– Умеют, – откликнулся Рхис. – Только это незачем.

– Как это – незачем?! – встрепенулась Вьюнок.

Рхис непонимающе поднял брови. Потом, видно, вспомнил, с кем говорит, и задумался.

– Как объяснить... – он почесал лоб и нахмурился. – Чем сильнее маг, – а летают только самые сильные, – тем меньше ему хочется что-то делать... То есть, не так! Тем больше для него других, интересных, возможностей.

– И летать – уже неинтересно? – поразилась девочка.

– Да это вообще неинтересно, – фыркнул Рхис. – Холодно, ветер, птицы крикливые, тело как будто чужое... Гадость.

Вьюнок замолчала, обдумывая услышанное. А я внезапно поняла, что он нарочно так говорит – чтобы девочка не завидовала и не чувствовала себя несчастной. Надо же...

– Домой пойдем, сестренка, – сказала я, поднимаясь. Наши уже успокоились, наверное, да и ей спать пора.

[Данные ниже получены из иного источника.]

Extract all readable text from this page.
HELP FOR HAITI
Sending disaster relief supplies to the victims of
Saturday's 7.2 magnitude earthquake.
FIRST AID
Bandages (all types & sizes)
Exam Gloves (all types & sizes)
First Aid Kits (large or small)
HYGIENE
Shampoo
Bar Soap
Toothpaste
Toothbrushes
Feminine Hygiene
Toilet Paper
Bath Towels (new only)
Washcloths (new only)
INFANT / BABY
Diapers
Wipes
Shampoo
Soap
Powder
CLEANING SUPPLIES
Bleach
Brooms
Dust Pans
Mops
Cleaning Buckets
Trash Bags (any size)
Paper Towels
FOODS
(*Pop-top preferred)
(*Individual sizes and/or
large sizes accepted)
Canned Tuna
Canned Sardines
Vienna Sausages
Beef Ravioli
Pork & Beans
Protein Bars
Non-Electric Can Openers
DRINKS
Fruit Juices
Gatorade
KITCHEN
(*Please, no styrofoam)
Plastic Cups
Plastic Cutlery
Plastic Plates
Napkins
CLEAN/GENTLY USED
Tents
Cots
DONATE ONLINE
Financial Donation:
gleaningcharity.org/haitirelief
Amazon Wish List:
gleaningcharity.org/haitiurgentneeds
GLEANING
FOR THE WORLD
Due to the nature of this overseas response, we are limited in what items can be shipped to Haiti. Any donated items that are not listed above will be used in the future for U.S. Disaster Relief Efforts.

Рхис сам решил нас провожать. А я сама догадалась выйти, как отвела Вьюнка домой. Колдун прощался с ней, как с родной.

– Нужно чего? – напрямую спросила я, увидев мага, как и ожидала, неподалеку от дома. Рхис обернулся, не удивившись.

– Полынь – трава половая, пыльная, дорожная... – тихо проговорил он. – Почему такое имя выбрала?

Потому что сухая трава горит легко, а я знаю – попадусь в пламя, в ловушку огненных сетей, и сгорю легко, без остатка.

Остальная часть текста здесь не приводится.